Un jour, Pierre Palué débarque au service culturel du conseil général de la Drôme, un gros paquet de documents sous le bras. Il veut raconter son évasion, sa vie à Saint-Donat, ses expériences avec les peintres de Mirmande. Le directeur lui promet de l’aider. Mais appelé à d’autres fonctions, il s’en va et les documents Palué sommeillent au fond d’un tiroir avant de disparaître. De retour dans la Drôme, l’ancien directeur du service culturel retrouve Pierre Palué et avec l’Association Universitaire d’Études Drômoises entame une collaboration qui permettra la publication de plusieurs ouvrages sur les peintres de Mirmande, Savin, Monier de la Sizeranne et Pierre Palué. Cette collaboration avec un peintre ouvre de nouvelles perspectives à l’AUED qui lie des liens d’amitiés avec Michel Rodde, Toros, Yvon Tardy, Mme Cathelin, Mme Etienne Martin.

 

Marie et François Palué aidés par toute leur famille ont mis sur pied une belle exposition rétrospective des œuvres de Pierre Palué depuis les toutes premières, encore malhabiles et reproduisant des ciels à la Van Gogh, jusqu’au dernier paysage de neige resté sur son chevalet.

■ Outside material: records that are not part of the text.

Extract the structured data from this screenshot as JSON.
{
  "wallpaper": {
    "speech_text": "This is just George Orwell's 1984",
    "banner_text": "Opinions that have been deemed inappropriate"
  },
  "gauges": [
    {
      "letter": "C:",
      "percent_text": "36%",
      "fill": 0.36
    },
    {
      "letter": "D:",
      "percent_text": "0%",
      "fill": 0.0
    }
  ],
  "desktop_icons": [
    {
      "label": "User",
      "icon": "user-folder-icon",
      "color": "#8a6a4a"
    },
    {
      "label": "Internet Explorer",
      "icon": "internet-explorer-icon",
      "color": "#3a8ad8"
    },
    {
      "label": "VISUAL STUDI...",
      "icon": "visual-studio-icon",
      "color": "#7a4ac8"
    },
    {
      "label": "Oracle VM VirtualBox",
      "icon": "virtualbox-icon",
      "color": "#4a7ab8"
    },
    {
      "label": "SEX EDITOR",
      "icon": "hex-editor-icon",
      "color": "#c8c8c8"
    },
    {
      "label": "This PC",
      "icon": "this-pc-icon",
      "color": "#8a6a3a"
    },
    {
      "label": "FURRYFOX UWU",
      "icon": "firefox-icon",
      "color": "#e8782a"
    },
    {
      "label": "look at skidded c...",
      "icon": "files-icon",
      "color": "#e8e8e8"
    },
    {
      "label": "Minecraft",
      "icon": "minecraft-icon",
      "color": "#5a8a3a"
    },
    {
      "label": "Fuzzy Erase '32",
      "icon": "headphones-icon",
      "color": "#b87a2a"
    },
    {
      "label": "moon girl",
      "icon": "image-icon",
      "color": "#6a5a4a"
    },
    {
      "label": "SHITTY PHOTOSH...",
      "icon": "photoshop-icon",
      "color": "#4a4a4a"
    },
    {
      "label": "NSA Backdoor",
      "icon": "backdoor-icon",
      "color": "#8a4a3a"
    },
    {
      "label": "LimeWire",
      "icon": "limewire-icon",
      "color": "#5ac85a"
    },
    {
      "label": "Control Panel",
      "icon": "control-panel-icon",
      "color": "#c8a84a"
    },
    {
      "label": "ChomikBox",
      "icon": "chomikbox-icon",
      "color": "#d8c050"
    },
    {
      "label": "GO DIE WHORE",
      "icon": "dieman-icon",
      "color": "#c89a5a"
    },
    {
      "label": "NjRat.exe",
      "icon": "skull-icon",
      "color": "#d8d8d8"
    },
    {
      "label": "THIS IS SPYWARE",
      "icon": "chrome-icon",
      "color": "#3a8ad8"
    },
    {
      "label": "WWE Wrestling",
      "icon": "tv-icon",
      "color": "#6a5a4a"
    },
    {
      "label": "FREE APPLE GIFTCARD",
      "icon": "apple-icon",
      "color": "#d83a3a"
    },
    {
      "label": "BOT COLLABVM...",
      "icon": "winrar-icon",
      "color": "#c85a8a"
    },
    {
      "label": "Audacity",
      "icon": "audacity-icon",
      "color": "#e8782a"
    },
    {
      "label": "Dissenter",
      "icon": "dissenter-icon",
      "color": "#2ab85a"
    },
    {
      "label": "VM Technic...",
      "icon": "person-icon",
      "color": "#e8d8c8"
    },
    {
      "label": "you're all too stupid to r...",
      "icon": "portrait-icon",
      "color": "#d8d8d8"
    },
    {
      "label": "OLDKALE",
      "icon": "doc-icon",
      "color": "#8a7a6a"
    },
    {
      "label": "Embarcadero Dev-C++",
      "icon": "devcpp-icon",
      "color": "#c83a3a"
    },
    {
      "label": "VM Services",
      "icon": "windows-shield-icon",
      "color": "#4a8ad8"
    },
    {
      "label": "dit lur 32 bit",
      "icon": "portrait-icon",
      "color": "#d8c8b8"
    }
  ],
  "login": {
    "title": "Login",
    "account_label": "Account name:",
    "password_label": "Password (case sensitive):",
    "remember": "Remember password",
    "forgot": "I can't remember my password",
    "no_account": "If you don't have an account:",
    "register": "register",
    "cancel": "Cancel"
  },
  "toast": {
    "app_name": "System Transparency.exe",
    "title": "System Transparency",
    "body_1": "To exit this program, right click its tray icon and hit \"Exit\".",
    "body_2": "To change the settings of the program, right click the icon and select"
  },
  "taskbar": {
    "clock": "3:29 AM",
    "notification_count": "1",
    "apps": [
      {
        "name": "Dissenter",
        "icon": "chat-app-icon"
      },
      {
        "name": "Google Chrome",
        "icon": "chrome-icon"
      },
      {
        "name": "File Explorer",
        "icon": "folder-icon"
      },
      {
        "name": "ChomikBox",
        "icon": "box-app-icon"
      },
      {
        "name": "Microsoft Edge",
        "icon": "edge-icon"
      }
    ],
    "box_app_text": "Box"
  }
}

C’est cette exposition qui a été inaugurée le 5 avril dans le pittoresque hôtel des Courbis rebaptisé Musée Pierre Palué, Nouvelle école de Paris. En présence du député Patrick Labaune, du président du conseil général Didier Guillaume et de nombreux amis du peintre, le maire de Tain-l’Hermitage a souligné combien ce musée est un apport culturel intéressant pour une cité vouée au vin et au chocolat. Pendant tous les mois d’été, un bateau de croisière fait escale avec ses touristes anglo-saxons à Tain ; ils visitent Valrhona, les caves viticoles mais aussi le musée où ils peuvent désormais trouver dans leur langue une brochure, préparée par notre association retraçant la carrière de Pierre Palué. Ne manquez pas cette exposition, avant que le musée ne retrouve l’an prochain les toiles de tous les peintres amis de Pierre Palué.